Helen did not mean to hesitate, for she hastened towards the moment of looking back upon a deed now hard to do. It was not far to the post office, either, and the thing could soon be done. Yet in her brain there was a surging of uncertainties and a whirling of purposes, in the midst of which she clung hard to her determination, though it should cost ever so dear to carry it out. She had not half thought of all the consequences yet, nor of all it must mean to her to be separated from her son. The results of her action sprang up now, like sudden dangers, and tried to frighten her from her purpose, tried to gain time against her to show themselves, tried to terrify her back to inaction and doubt. Something asked her roughly whence she had got the conviction that she was doing right at all. Another something, more subtle, whispered that she was sacrificing Archie for the sake of her own morbid conscience, and making herself a martyr's crown, not of her own sufferings only, but of her son's loss in losing her. It told her that the letter she held in her hand was a mistake, but not irrevocable until it should have slipped into the dark entrance of the road to everywhere.
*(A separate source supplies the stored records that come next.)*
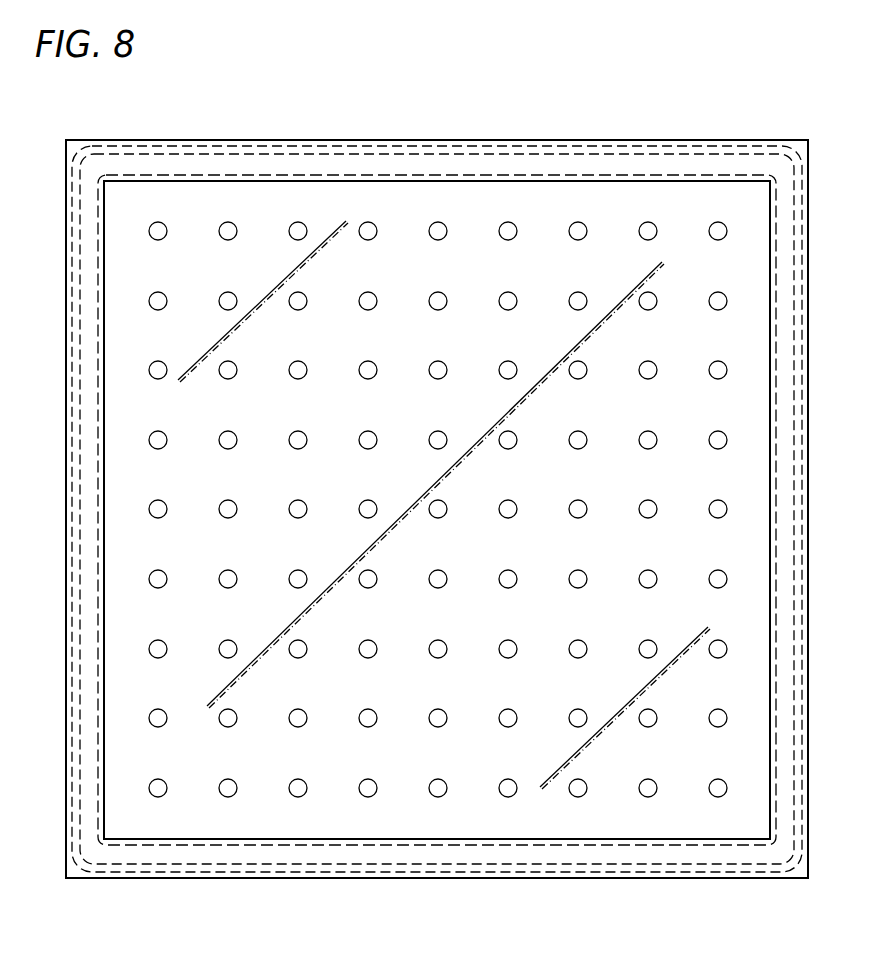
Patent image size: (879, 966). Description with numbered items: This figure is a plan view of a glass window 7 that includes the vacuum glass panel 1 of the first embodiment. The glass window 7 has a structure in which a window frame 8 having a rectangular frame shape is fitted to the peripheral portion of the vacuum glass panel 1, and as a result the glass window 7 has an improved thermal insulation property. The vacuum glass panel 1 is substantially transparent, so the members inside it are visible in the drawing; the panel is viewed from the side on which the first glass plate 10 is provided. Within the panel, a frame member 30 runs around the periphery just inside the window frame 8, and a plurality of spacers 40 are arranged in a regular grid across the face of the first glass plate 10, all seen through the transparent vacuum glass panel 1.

The vacuum glass panel 1 is at (618, 206).
The glass window 7 is at (769, 137).
The window frame 8 is at (280, 162).
The first glass plate 10 is at (404, 212).
The frame member 30 is at (480, 858).
The spacers 40 is at (722, 293).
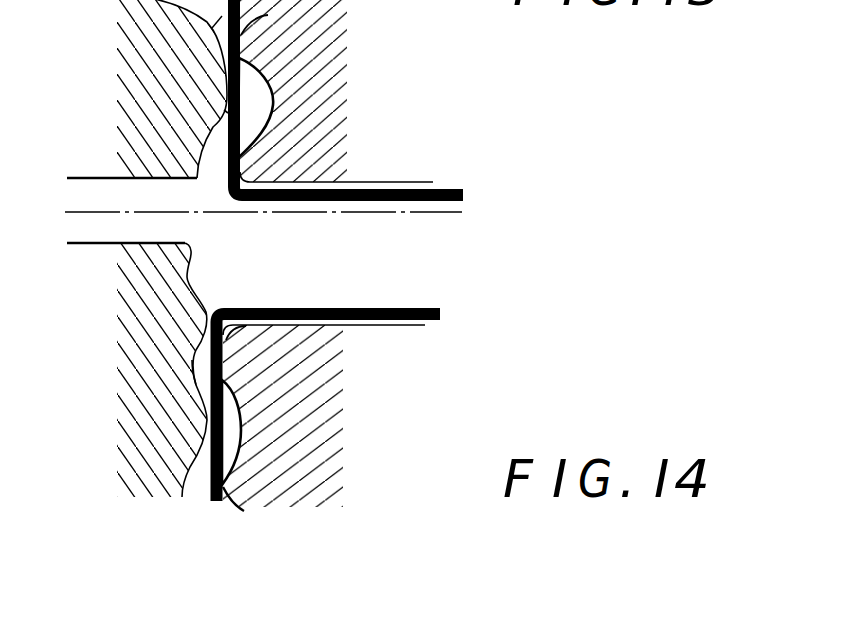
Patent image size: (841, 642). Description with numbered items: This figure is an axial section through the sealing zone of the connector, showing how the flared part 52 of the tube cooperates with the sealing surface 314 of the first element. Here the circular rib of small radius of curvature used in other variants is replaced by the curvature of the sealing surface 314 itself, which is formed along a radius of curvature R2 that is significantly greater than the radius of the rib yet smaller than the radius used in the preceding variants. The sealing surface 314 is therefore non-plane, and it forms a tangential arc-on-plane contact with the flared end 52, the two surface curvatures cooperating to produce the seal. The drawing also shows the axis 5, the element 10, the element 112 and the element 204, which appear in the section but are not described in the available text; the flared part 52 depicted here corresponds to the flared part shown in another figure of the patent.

The longitudinal axis 5 is at (402, 204).
The tubular member 10 is at (89, 212).
The flared part 52 is at (242, 7).
The sealing surface 112 is at (207, 455).
The bead 204 is at (240, 402).
The sealing surface 314 is at (125, 0).
The radius of curvature R2 is at (226, 113).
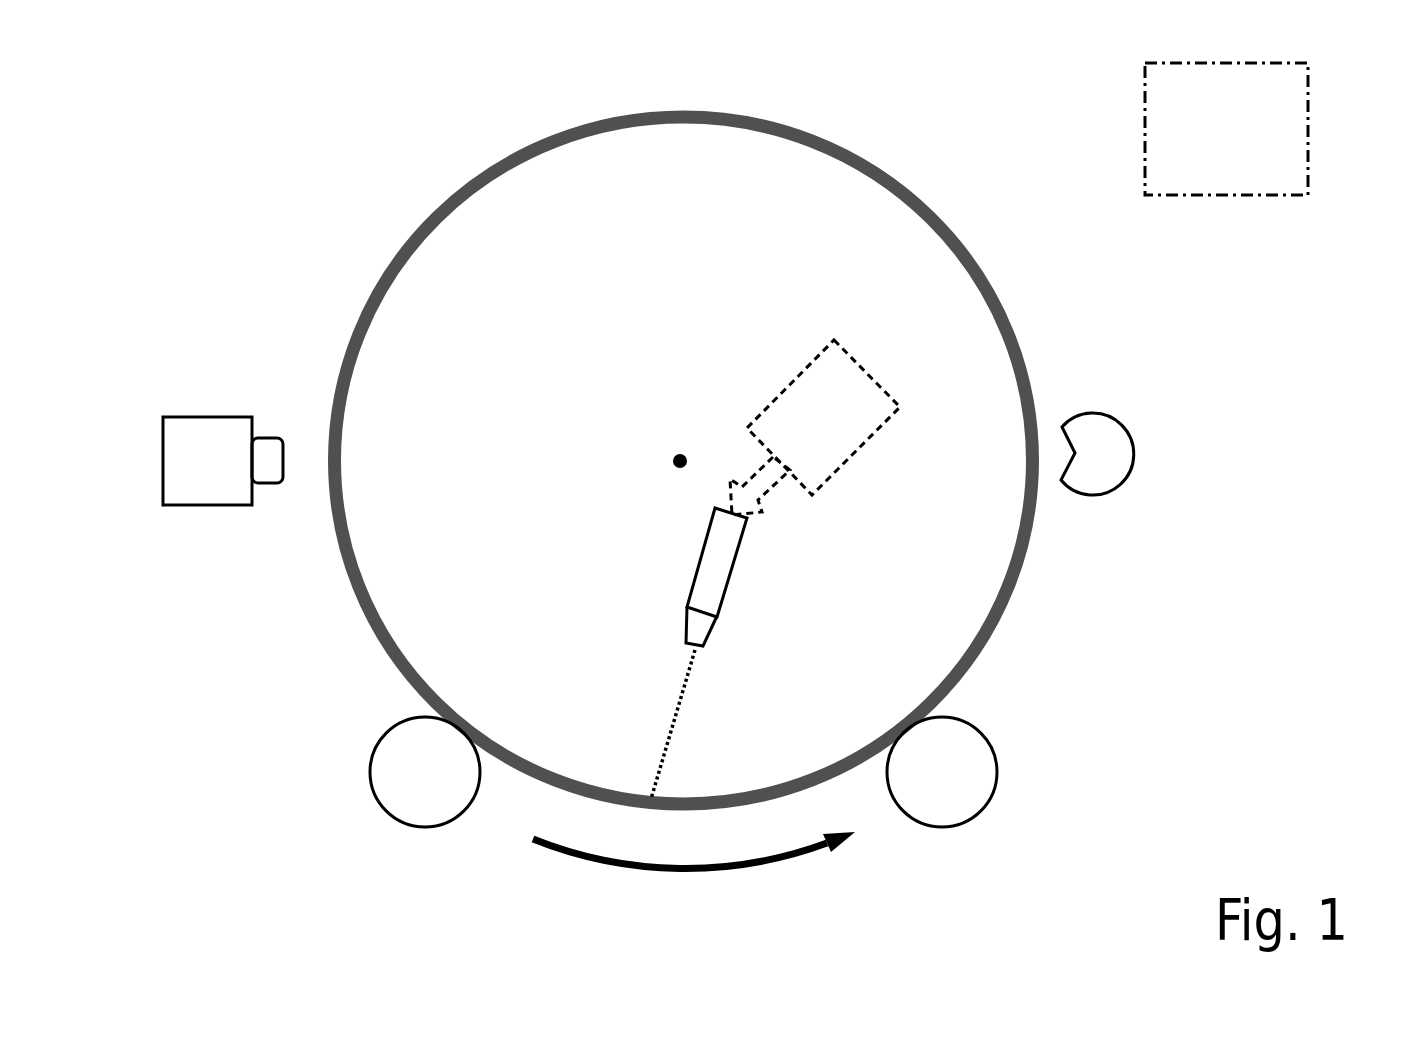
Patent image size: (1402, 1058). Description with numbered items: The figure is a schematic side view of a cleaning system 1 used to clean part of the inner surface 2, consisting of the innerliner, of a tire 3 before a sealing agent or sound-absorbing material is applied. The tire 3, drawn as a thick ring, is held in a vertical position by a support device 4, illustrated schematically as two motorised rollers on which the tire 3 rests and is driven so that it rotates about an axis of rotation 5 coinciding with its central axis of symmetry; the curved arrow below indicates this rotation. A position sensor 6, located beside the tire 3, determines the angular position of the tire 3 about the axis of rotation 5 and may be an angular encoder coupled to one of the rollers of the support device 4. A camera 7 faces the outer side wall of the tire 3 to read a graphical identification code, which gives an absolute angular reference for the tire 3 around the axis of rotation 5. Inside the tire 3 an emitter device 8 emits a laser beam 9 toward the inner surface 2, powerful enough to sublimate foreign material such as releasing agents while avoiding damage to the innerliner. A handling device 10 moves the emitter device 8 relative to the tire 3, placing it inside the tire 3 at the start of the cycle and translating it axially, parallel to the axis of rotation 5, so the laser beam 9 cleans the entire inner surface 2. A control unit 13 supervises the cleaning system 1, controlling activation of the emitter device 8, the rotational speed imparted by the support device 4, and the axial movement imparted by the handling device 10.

The cleaning system 1 is at (169, 81).
The inner surface 2 is at (688, 128).
The tire 3 is at (975, 277).
The support device 4 is at (328, 752).
The axis of rotation 5 is at (678, 452).
The position sensor 6 is at (1100, 455).
The camera 7 is at (215, 462).
The emitter device 8 is at (652, 542).
The laser beam 9 is at (670, 722).
The handling device 10 is at (815, 427).
The control unit 13 is at (1226, 129).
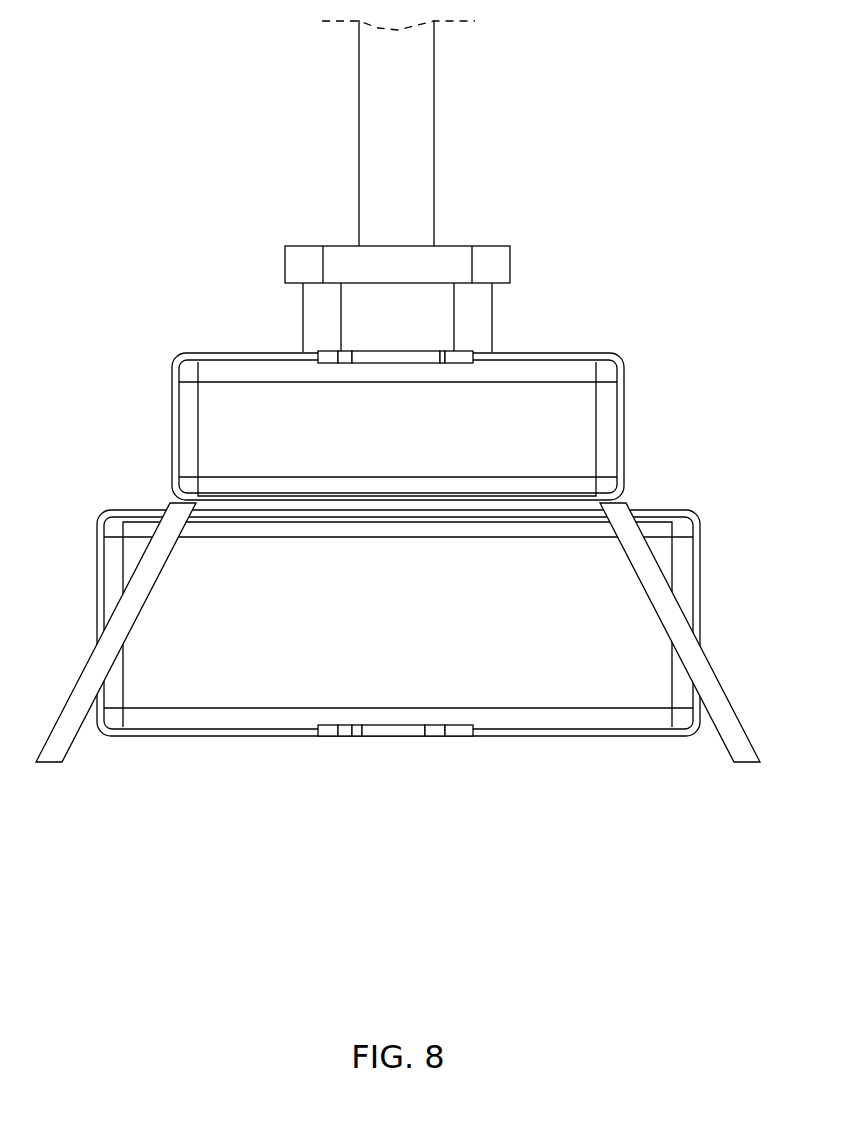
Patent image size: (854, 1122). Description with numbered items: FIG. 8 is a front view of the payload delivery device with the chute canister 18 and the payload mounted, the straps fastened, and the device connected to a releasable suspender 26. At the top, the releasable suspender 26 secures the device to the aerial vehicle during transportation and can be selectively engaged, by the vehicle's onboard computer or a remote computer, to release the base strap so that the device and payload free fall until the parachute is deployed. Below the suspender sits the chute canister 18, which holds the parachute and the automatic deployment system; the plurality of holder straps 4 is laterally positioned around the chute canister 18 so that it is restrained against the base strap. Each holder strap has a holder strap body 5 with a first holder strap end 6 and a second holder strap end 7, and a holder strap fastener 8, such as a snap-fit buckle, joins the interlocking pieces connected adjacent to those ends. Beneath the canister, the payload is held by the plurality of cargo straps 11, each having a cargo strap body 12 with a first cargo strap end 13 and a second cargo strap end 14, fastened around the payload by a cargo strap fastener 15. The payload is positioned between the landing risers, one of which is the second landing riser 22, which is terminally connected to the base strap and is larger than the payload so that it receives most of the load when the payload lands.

She had still a dozen steps to make before reaching the big white building that stands across the corner of the street, and she was hurrying on, lest she should not reach the door in time. Then she almost ran against Colonel Wimpole, walking slowly along the pavement where there was a half shadow. Both stopped short, and looked at each other in surprise. He saw the letter in her hand, and guessed that she had written to her husband.

"I was only going to the post office," she said, half apologetically, for she thought that he must wonder why she had come out alone at such an hour.